The official regulations, which will take effect in August, aren’t all that different from the restrictions businesses agreed to operate within as part of the Section 333 exemption formerly required for all commercial drone flights. The main difference is that businesses no longer need the exemption, which required a sometimes long and confusing application process
With that hurdle out of the way and a clear set of rules for commercial pilots to follow, the FAA and the U.S. Department of Transportation say the regulations open “pathways towards fully integrating [Unmanned Aerial Systems] into the nation’s airspace,” adding that the drone industry is expected to generate 100,000 jobs and $82 billion for the U.S. economy over the next 10 years.
“We are part of a new era in aviation, and the potential for unmanned aircraft will make it safer and easier to do certain jobs, gather information, and deploy disaster relief,” said U.S. Transportation Sec. Anthony Foxx in a prepared statement. “We look forward to working with the aviation community to support innovation, while maintaining our standards as the safest and most complex airspace in the world.”
While the new rules will be welcome with open arms by construction, surveying, and other private sector businesses, as well as DOTs, as of right now the current rules, which require the drone to remain within the operator’s direct line of sight, make it impossible for drone delivery services companies like Amazon are pushing for.
The following are the primary rules for operation under the new regulations:
- Drone must weigh 55 pounds or less.
- Must be flown at speeds less than 100 mph.
- Operator must ensure the drone stays within his/her visual line of sight (VLOS). Though the previous Section 333 rules allowed for a first-person flight camera to be used as long as the VLOS requirement was satisfied in other ways, the official ruling now says that the aircraft must “remain close enough to the remote pilot in command and the person manipulating the flight controls of the small UAS for those people to be capable of seeing the aircraft with vision unaided by any device other than corrective lenses.”

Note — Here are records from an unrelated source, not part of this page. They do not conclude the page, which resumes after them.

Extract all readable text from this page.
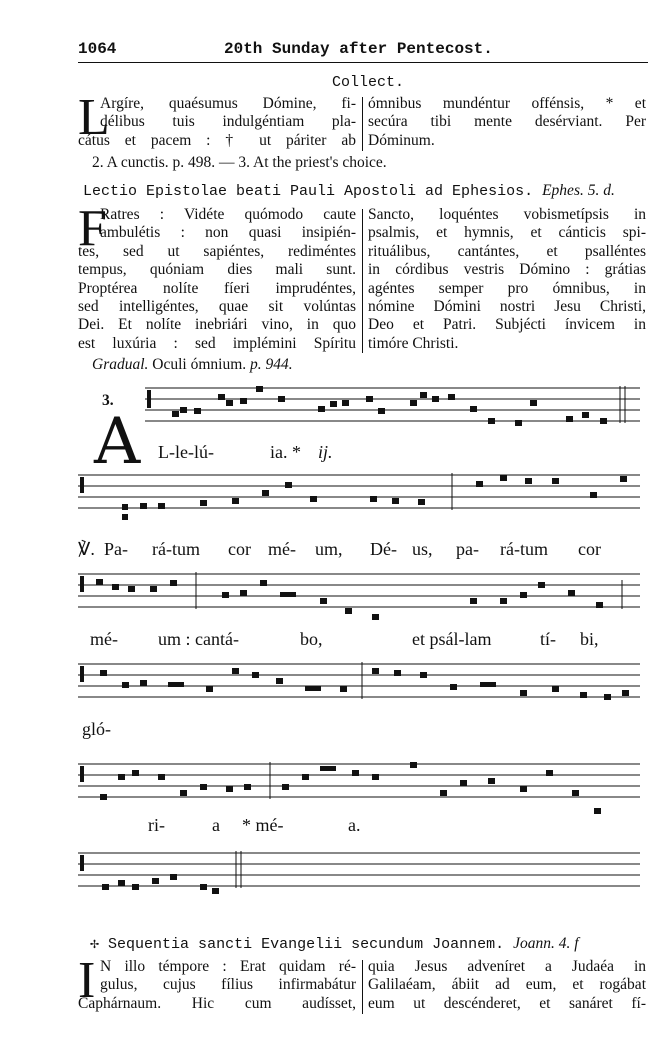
1064	20th Sunday after Pentecost.
Collect.
L
Argíre, quaésumus Dómine, fi-
délibus tuis indulgéntiam pla-
cátus et pacem : † ut páriter ab
ómnibus mundéntur offénsis, * et
secúra tibi mente desérviant. Per
Dóminum.
2. A cunctis. p. 498. — 3. At the priest's choice.
Lectio Epistolae beati Pauli Apostoli ad Ephesios. Ephes. 5. d.
F
Ratres : Vidéte quómodo caute
ambulétis : non quasi insipién-
tes, sed ut sapiéntes, rediméntes
tempus, quóniam dies mali sunt.
Proptérea nolíte fíeri imprudéntes,
sed intelligéntes, quae sit volúntas
Dei. Et nolíte inebriári vino, in quo
est luxúria : sed implémini Spíritu
Sancto, loquéntes vobismetípsis in
psalmis, et hymnis, et cánticis spi-
rituálibus, cantántes, et psalléntes
in córdibus vestris Dómino : grátias
agéntes semper pro ómnibus, in
nómine Dómini nostri Jesu Christi,
Deo et Patri. Subjécti ínvicem in
timóre Christi.
Gradual. Oculi ómnium. p. 944.
3.
A L-le-lú-	ia. * ij.
℣. Pa- rá-tum cor mé- um, Dé- us, pa- rá-tum cor
mé- um : cantá-	bo,	et psál-lam	tí- bi,
gló-
ri-	a * mé-	a.
✢ Sequentia sancti Evangelii secundum Joannem. Joann. 4. f
I N illo témpore : Erat quidam ré-
gulus, cujus fílius infirmabátur
Caphárnaum. Hic cum audísset,
quia Jesus adveníret a Judaéa in
Galilaéam, ábiit ad eum, et rogábat
eum ut descénderet, et sanáret fí-
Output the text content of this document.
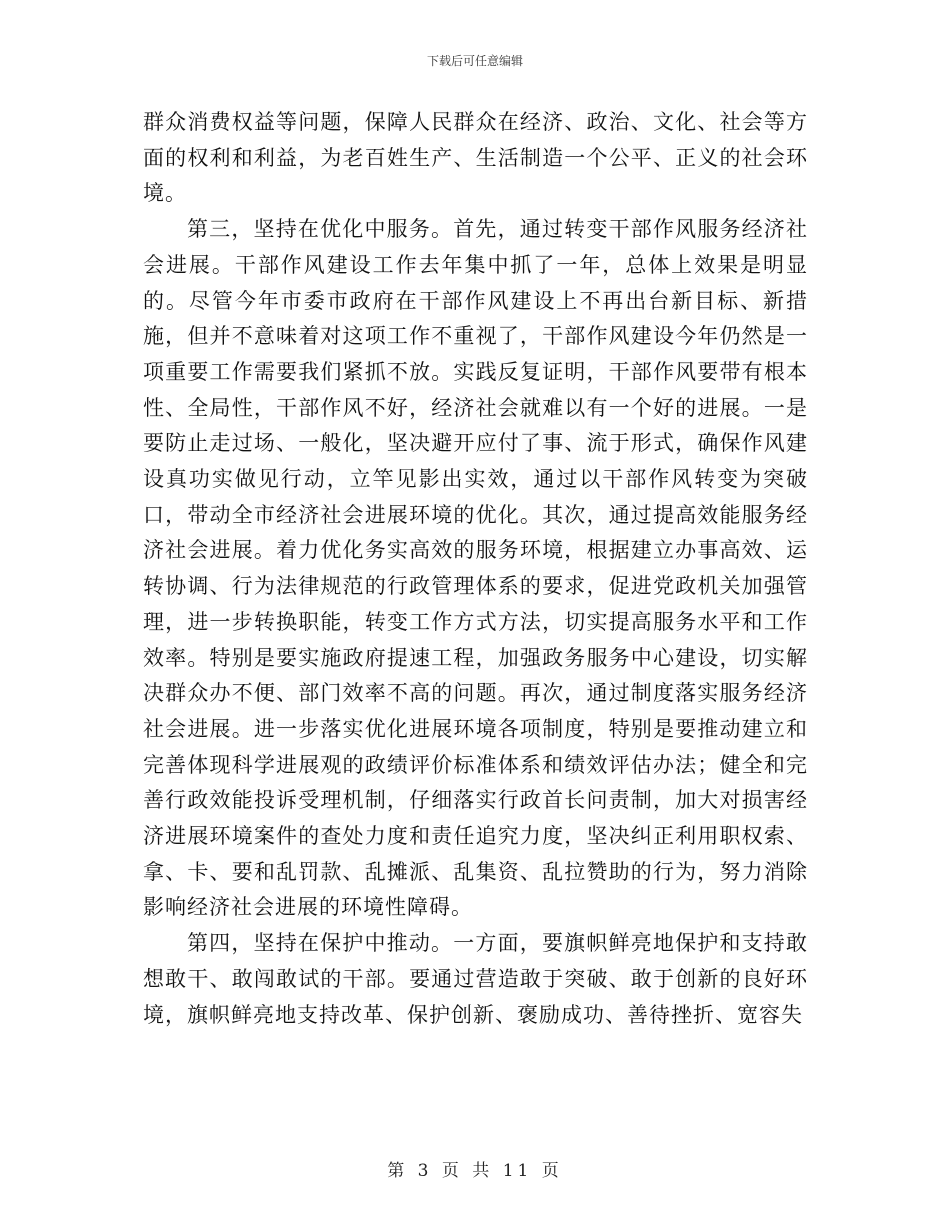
下载后可任意编辑

群众消费权益等问题，保障人民群众在经济、政治、文化、社会等方面的权利和利益，为老百姓生产、生活制造一个公平、正义的社会环境。

第三，坚持在优化中服务。首先，通过转变干部作风服务经济社会进展。干部作风建设工作去年集中抓了一年，总体上效果是明显的。尽管今年市委市政府在干部作风建设上不再出台新目标、新措施，但并不意味着对这项工作不重视了，干部作风建设今年仍然是一项重要工作需要我们紧抓不放。实践反复证明，干部作风要带有根本性、全局性，干部作风不好，经济社会就难以有一个好的进展。一是要防止走过场、一般化，坚决避开应付了事、流于形式，确保作风建设真功实做见行动，立竿见影出实效，通过以干部作风转变为突破口，带动全市经济社会进展环境的优化。其次，通过提高效能服务经济社会进展。着力优化务实高效的服务环境，根据建立办事高效、运转协调、行为法律规范的行政管理体系的要求，促进党政机关加强管理，进一步转换职能，转变工作方式方法，切实提高服务水平和工作效率。特别是要实施政府提速工程，加强政务服务中心建设，切实解决群众办不便、部门效率不高的问题。再次，通过制度落实服务经济社会进展。进一步落实优化进展环境各项制度，特别是要推动建立和完善体现科学进展观的政绩评价标准体系和绩效评估办法；健全和完善行政效能投诉受理机制，仔细落实行政首长问责制，加大对损害经济进展环境案件的查处力度和责任追究力度，坚决纠正利用职权索、拿、卡、要和乱罚款、乱摊派、乱集资、乱拉赞助的行为，努力消除影响经济社会进展的环境性障碍。

第四，坚持在保护中推动。一方面，要旗帜鲜亮地保护和支持敢想敢干、敢闯敢试的干部。要通过营造敢于突破、敢于创新的良好环境，旗帜鲜亮地支持改革、保护创新、褒励成功、善待挫折、宽容失

第 3 页 共 11 页
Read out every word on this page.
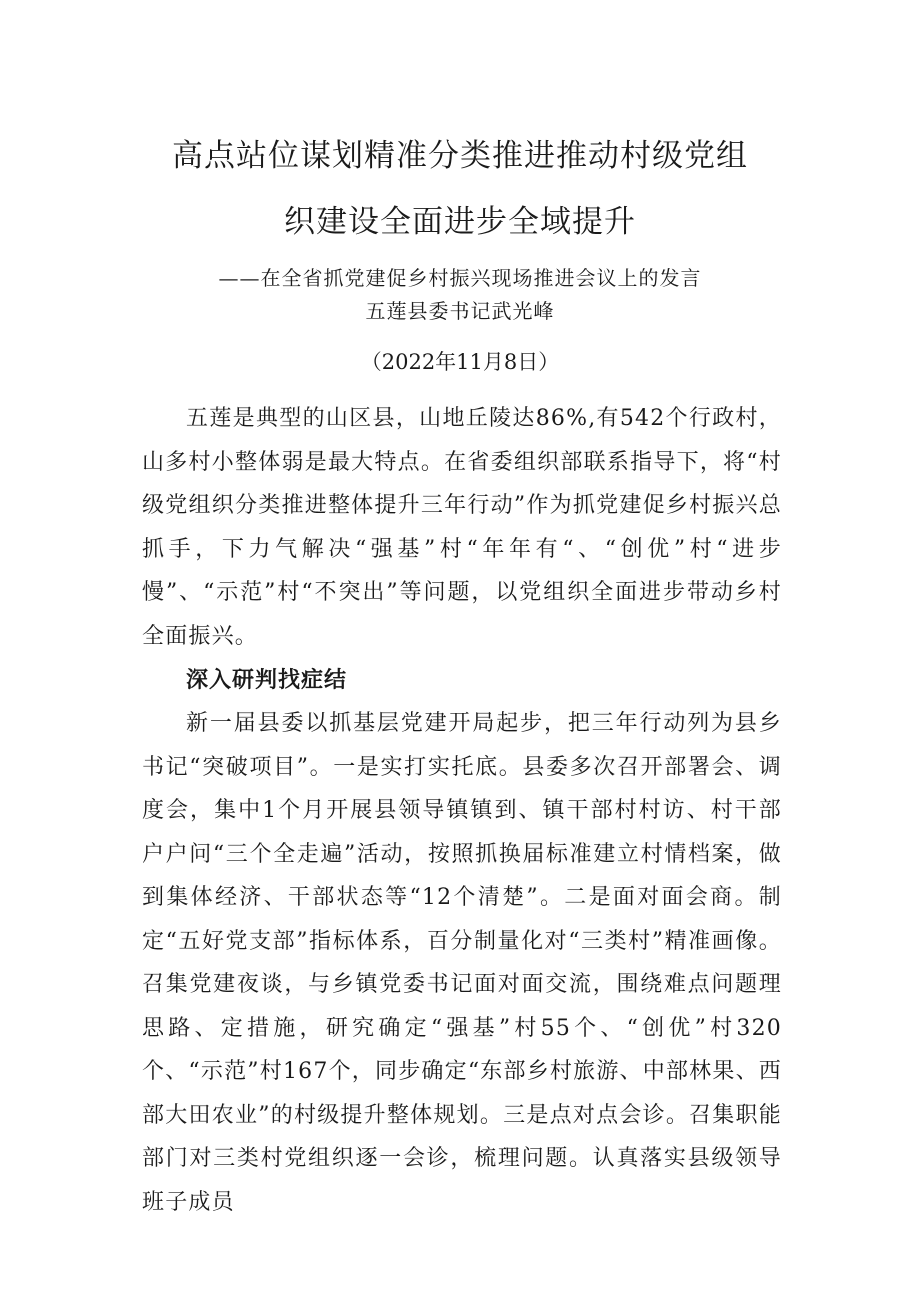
高点站位谋划精准分类推进推动村级党组
织建设全面进步全域提升
——在全省抓党建促乡村振兴现场推进会议上的发言
五莲县委书记武光峰
（2022年11月8日）

五莲是典型的山区县，山地丘陵达86%,有542个行政村，山多村小整体弱是最大特点。在省委组织部联系指导下，将“村级党组织分类推进整体提升三年行动”作为抓党建促乡村振兴总抓手，下力气解决“强基”村“年年有“、“创优”村“进步慢”、“示范”村“不突出”等问题，以党组织全面进步带动乡村全面振兴。

深入研判找症结

新一届县委以抓基层党建开局起步，把三年行动列为县乡书记“突破项目”。一是实打实托底。县委多次召开部署会、调度会，集中1个月开展县领导镇镇到、镇干部村村访、村干部户户问“三个全走遍”活动，按照抓换届标准建立村情档案，做到集体经济、干部状态等“12个清楚”。二是面对面会商。制定“五好党支部”指标体系，百分制量化对“三类村”精准画像。召集党建夜谈，与乡镇党委书记面对面交流，围绕难点问题理思路、定措施，研究确定“强基”村55个、“创优”村320个、“示范”村167个，同步确定“东部乡村旅游、中部林果、西部大田农业”的村级提升整体规划。三是点对点会诊。召集职能部门对三类村党组织逐一会诊，梳理问题。认真落实县级领导班子成员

- Drones cannot be flown above 400 feet, as opposed to the 500 feet allowed under the previous rules.
- Drone can only be flown when weather affords at least 3 miles visibility.
- Though a manned aircraft pilot’s license is not required, at least on person present during drone operation must hold a remote pilot airman certificate with a small UAS rating.
- Unlike the former restriction, the person actually holding the controls of the drone is not required to hold this remote pilot’s license. The only requirement on the operator is that he or she be 16 years old and have a certified remote pilot present to oversee operation.
- Though an airworthiness inspection is no longer required by the FAA, pilots are required to do a preflight check to ensure safe operation.
- No person may act as a remote pilot in command for more than one unmanned aircraft operation at one time.
- Drones may not be operated from moving vehicles or in any other “reckless” manner.
Some of these rules may be waived through an application process to the FAA if the operator can prove a flight can still be conducted in a safe manner. An online portal will be available to apply for these waivers in the coming months.
According to the FAA the required remote pilot certification will involving passing “an initial aeronautical knowledge test at an FAA-approved knowledge testing center or have an existing non-student Part 61 pilot certificate. If qualifying under the latter provision, a pilot must have completed a flight review in the previous 24 months and must take a UAS online training course provided by the FAA. The TSA will conduct a security background check of all remote pilot applications prior to issuance of a certificate.”